I, on the other hand, love snow. Sure, it's cold and wet, but it's beautiful and it feels magical. We're spending Christmas up north with my in-laws this year, which pretty much guarantees a white Christmas (though that also means a sub-zero Christmas so we won't be out in the snow very much, especially with E.). We're starting to figure out Christmas presents. J.'s work Christmas party is this weekend, and the Christmas potluck we usually do is next weekend.
E. is fascinated by Christmas lights and wants to see them up close (which is why we don't have any up, otherwise she'd be climbing more things). She likes our tree, which is up well out of reach. She thinks the Nativity scene people are "dolls" and wants to play with them. They are also out of reach, because they are breakable. Next year at my parents', she can play with their Playmobil Nativity. I'm sure she'll be very excited about presents, though I think she'll still be more entranced by the paper than the toys. There's something very wonderful about watching a child discover Christmas, about figuring out which traditions we'll have for her, which parts of Christmas we want to impart to our daughter.
We don't do Santa. We don't do Elf on the Shelf (which is just plain creepy, I think). We won't be doing massive amounts of presents, because we simply don't have the money and don't think it's wise to culture those kinds of expectations. We decorate, but not a lot. A tiny tree, a few other ornaments here and there, a Nativity set I made in ceramics class when I was seventeen which consists of Mary, Joseph, and Jesus in the manger.

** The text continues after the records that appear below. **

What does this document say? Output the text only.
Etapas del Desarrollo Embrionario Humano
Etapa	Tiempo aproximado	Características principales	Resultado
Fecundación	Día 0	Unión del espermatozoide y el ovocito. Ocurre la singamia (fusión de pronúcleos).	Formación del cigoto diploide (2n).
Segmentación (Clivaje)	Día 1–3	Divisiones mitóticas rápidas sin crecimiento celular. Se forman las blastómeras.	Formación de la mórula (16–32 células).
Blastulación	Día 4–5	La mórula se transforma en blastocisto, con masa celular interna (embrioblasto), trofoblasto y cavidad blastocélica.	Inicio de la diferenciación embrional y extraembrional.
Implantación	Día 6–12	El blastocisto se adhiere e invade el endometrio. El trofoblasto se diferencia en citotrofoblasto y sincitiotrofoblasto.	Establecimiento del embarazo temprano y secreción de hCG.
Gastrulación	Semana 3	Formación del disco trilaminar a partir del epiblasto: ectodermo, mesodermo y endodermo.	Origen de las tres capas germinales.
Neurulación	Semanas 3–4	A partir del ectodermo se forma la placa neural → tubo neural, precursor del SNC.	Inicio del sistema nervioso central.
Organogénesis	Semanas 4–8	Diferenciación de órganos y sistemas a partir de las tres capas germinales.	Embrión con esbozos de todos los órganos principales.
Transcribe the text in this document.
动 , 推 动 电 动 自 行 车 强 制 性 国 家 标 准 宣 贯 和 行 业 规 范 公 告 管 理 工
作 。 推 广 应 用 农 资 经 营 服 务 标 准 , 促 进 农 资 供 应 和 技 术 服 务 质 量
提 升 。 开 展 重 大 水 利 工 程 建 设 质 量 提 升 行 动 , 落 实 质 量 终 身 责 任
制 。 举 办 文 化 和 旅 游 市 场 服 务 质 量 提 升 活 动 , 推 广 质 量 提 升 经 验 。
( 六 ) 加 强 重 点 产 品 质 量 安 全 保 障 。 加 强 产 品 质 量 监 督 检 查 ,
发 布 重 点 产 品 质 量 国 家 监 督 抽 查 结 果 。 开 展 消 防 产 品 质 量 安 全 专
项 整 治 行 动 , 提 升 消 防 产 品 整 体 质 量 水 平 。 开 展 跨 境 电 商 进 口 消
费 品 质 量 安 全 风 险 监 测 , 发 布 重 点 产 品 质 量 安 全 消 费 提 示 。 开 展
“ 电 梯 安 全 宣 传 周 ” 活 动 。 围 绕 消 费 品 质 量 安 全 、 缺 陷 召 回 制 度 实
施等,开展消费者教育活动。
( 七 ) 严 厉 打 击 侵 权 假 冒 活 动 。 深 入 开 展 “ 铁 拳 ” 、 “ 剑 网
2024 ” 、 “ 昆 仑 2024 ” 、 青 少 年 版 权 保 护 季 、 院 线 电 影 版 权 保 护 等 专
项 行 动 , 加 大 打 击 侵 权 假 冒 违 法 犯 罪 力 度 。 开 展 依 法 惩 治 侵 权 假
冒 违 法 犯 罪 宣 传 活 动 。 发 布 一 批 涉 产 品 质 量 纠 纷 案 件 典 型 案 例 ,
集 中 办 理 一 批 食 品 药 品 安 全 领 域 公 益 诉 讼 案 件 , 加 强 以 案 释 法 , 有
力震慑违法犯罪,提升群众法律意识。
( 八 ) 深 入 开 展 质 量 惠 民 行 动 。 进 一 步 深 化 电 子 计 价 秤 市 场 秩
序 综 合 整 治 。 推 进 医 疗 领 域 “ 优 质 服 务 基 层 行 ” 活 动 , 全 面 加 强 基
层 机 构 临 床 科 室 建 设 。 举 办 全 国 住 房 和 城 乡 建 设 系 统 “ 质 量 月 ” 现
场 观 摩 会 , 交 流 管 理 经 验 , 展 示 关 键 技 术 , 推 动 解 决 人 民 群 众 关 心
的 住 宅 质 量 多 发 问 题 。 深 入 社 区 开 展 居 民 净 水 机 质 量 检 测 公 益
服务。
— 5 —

I love Christmas movies, Christmas music. I don't play them all the time, but we do have them around. We have the grown-up movies, like The Family Stone and Love Actually, the classics like White Christmas and Holiday Inn, and some kid's ones, like the claymation Rudolph. At Christmas I pull out the Fred Penner Christmas album, followed by Pink Martini's Christmas album, and a few others that fall into the category of having at least a few different songs than the ones being played at the mall. I also get out a episode of This American Life. This segment in particular:
It appeals to both my cynicism about and my love of Christmas at the same time. We also listen to David Sedaris at Christmas time.
So far, our Christmas traditions reflect a blend of the religious and the secular, like a lot of people's do. Trees and Advent wreaths. Church services and presents. It's an odd balance some days. And some days it feels just right.